Facebook and privacy returns
Facebook are opening up their site to being Google-searchable. Hark! I hear a million privacy activists screaming.
But wait — they’re actually doing it RIGHT.
a. They’re only allowing name and profile pictures to appear in search results — not all the rest which tends to include highly personal material.
b. everyone appears to be getting prominent notice IN ADVANCE that they can opt out of their info being released onto Google
c. most impressively, if like me (and I imagine rather rarely) you’d already opted to “hide” on facebook, ie, not be searchable by name in their listing, you are automatically opted out of the Google release.
This appeared at the top of my FB profile this morning:
“Facebook now enables anyone to search for Facebook users who have public search listings from our Welcome page. In a few weeks we will allow users to make these public search listings visible to search engines like Google. Public Search Listings only include names and profile pictures.
Because you have restricted your search privacy settings your public search listing will not be shown. If you want friends who are not yet on Facebook to be able to search for you by name, you can change your settings on the Search Privacy page.

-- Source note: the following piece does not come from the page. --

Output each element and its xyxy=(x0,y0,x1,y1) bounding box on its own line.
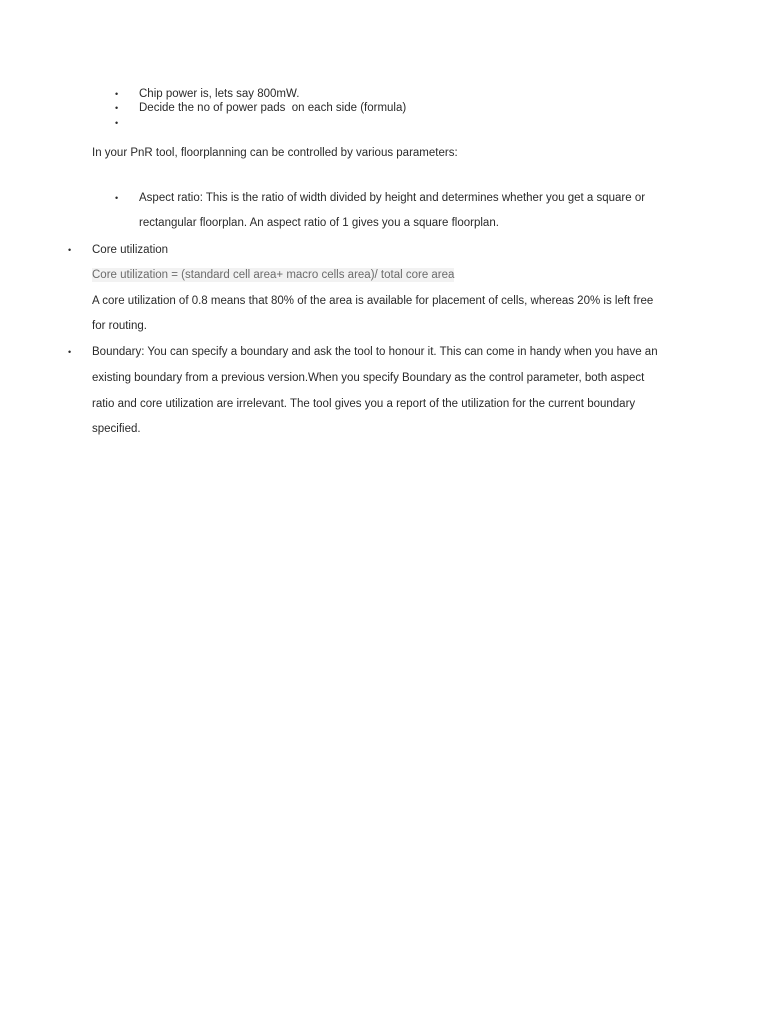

No privacy rules are changing; if you do choose to make this public search listing available, anyone who discovers your public search listing must sign up and login to contact you via Facebook. “
This strikes me as for once a good example of how privacy on line in web 2.0 ought to be handled — congrats to FB.
You could argue that a site like FB should not open itself to Google at all (in the interests of default privacy, etc etc) but the fact is that sites like Spock.com are already begining to scrape social networking sites like FB and make the data they contain searchable with no user opt-out or notice, and dubious supervision — so this at least pre-empts such attention, and gives the user some control.
It’s also interesting that this is a case of the market dovetailing with privacy-enhancing code. FB WANT you to sign up for FB and go to their site to read that highly personal stuff — not read it on Google away from their adverts and apps (or on Spock.com).
LiveJournal, by comparison, an open source blogging site normally regarded as fairly privacy conscious, don’t care (much) about ads (they make money from paid subs and are run by volunteers), so they also don’t stop you allowing spiders to grab your whole blog. User choice prevails and as we all know by now, user choice when the default is no privacy, usually means disclosure by inertia. (You can opt out of spiders on LJ too, of course — but the option is distinctly not that obvious.)